Nesse contexto, torna-se importante ressaltar os trabalhos científicos realizados por Forster, como A guerra e as neuroses traumáticas (Der Krieg und die traumatischen Neurosen), em 1915, e O tratamento da fobia de guerra (Zur Behandlung der Kriegszitterer), em 1917. O trabalho mais importante de Forster é, provavelmente, Reação histérica e simulação (Hysterische Reaktion und Simulation), artigo publicado em 1917 no Monatschrift für Psychiatrie und Neurologie, editado por Karl Bonhoffer.
A
suposta "brutalidade" de Forster no manejo de seus pacientes,
mencionada pelo Dr. Heinrich Schmidt, foi também assinalada por um de
seus assistentes, que revelou que "o médico achava que, na maioria
dos casos de comportamento histérico, o paciente estava fingindo", o
que o levava muitas vezes a gritar com seus pacientes. Forster
definia a histeria como uma simulação carregada de emoções: os
sintomas histéricos seriam comportamentos motivados pela intenção de
obter alguma vantagem (Binion, 1978).
Em um artigo sobre O sistema nervoso, publicado em 1922 no Tratado de Fisiologia Patológica, Forster escreve com evidente desprezo sobre os neuróticos de guerra:
"... que, de medo do front,
produzem todos os tipos de sintomas histéricos, e com isso conseguem
ser mandados para hospitais ou mesmo para casa, se avaliados por
médicos pouco especializados. Esses indivíduos sabem muito bem usar
essas técnicas histéricas para serem atendidos em suas solicitações
antes mesmo que pacientes mais graves."
Este
comportamento impulsivo de Forster, além de sua concepção sobre a
histeria, foram mais tarde criticados pela comunidade acadêmica e
prejudicaram sua ascensão na carreira universitária (Binion, 1978).
No
dia 15 de novembro de 1918, Forster deixou o Corpo Militar. Ele foi
condecorado tanto com a Cruz de Mérito de Primeira e Segunda Classes
como com a Cruz Hanseática de Hamburgo e a Cruz de Mérito Militar da
Bavária de Quarta Classe.
Internação psiquiátrica
A
segunda parte desta história ocorre na região de Ypern, uma região
montanhosa da Bélgica. Em outubro de 1918, durante um ataque inglês
ao sul de Werwik, o cabo Adolf Hitler, mensageiro do 16º Regimento
Bávaro de Infantaria, ficou temporariamente cego em conseqüência de
um ferimento provocado por uma granada de gás mostarda (versão
oficial).
Na Primeira
Guerra Mundial, foram registrados vários casos da chamada cegueira
histérica, de origem psicossomática. Essa cegueira era considerada
uma variação das diversas histerias de guerra, que se manifestavam
devido à sobrecarga emocional no front, principalmente nas
situações de combate homem-a-homem. Obviamente, a cegueira resultante
de uma lesão física real, provocada, por exemplo, por uma granada de
gás, era muito mais comum (Trapp, 1968).
Depois
de alguns dias de internação em Oudenaarde e Gent, o paciente Adolf
Hitler foi transferido para a enfermaria psiquiátrica IV do Hospital
de Reserva da Prússia Pasewalk, perto de Stettin. Hitler, que ainda
se encontrava "cego" no dia 10 de novembro, sabia que a guerra estava
perdida para a Alemanha. Porém, apenas três dias depois, foi
declarado totalmente apto para o combate, sendo enviado para a tropa
de reserva em Munique.
Depois
do final da guerra, Hitler decidiu entrar para a política. Nunca
mais se falou do médico que o tratou, nem do método de tratamento.

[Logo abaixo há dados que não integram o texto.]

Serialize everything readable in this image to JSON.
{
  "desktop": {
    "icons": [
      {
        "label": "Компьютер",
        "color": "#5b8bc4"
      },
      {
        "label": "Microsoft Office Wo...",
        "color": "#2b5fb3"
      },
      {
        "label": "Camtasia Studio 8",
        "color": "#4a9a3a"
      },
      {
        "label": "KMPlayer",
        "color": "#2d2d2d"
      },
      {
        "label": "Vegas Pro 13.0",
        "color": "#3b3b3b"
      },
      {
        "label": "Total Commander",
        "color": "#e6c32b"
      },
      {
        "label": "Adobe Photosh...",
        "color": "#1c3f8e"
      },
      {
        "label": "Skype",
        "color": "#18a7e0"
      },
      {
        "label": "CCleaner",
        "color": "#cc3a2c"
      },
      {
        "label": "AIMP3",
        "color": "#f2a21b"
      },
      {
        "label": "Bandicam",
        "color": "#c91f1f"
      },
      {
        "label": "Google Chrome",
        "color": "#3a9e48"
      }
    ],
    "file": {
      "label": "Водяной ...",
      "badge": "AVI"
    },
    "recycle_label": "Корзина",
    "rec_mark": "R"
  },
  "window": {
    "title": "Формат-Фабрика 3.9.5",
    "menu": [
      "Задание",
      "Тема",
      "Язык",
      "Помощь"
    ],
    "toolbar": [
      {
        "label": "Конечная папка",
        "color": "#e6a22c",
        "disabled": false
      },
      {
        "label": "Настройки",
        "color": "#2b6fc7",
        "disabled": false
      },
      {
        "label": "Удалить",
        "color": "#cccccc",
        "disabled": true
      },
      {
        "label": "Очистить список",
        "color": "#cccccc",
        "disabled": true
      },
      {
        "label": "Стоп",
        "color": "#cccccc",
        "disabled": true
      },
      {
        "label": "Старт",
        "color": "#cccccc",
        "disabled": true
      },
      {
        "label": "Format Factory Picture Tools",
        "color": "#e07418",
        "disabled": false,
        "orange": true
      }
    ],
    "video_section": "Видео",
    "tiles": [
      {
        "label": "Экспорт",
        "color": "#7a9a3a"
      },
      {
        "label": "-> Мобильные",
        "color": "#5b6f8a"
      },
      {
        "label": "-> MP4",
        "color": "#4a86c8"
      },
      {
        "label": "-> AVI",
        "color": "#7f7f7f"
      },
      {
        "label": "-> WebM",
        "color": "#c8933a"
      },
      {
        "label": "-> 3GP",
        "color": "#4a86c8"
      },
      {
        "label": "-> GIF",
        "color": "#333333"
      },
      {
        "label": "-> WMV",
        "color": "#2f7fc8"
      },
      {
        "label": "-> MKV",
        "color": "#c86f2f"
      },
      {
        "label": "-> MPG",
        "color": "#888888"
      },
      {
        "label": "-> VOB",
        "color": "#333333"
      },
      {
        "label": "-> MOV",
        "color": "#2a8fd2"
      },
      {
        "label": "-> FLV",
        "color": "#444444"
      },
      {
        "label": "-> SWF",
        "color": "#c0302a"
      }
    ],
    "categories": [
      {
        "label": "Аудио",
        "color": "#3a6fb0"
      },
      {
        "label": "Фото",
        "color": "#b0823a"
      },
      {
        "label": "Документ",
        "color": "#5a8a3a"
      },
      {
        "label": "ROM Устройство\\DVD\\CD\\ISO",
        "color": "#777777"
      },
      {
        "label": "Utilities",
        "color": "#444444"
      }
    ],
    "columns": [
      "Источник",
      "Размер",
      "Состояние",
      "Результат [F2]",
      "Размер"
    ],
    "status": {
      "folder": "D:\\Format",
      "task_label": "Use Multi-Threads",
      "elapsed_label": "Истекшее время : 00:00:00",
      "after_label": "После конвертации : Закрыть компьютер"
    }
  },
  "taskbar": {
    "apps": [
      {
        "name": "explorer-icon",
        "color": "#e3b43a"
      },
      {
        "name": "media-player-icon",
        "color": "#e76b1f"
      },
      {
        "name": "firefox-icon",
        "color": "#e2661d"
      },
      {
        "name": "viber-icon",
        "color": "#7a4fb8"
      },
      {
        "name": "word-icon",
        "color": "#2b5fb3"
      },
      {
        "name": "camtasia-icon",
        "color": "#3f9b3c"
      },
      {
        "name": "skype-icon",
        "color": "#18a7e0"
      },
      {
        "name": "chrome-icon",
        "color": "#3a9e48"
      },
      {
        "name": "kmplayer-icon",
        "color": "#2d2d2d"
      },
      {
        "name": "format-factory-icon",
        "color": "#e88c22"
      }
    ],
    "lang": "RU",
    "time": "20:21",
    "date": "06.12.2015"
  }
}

Nunca se escutou uma palavra sequer sobre os acontecimentos em
Pasewalk. Hitler nunca mais se queixou de distúrbios visuais e não
retornou a nenhum médico para dar continuidade ao tratamento. No dia
31 de março de 1920, em seu relatório de guerra, o próprio Hitler
atesta que ele não reivindica nenhuma indenização por ferimentos de
guerra.
Ernst Weiss
A
terceira parte da história se passa na região de Maehren. Ernst
Weiss, nascido no dia 28 de agosto de 1882 na cidade de Bruenn, era o
segundo filho de Gustav Weiss, um comerciante judeu, e de sua mulher
Berta. Ernst Weiss perdeu o pai aos quatro anos de idade;
posteriormente, esta morte prematura do pai é considerada pela
ciência literária como o motivo da criação de personagens paternas
dominantes em sua obra.
Depois
de se formar no Colégio de Bruenn em 1902, Ernst Weiss estudou
medicina em Praga e em Viena, tendo freqüentado as aulas de Freud.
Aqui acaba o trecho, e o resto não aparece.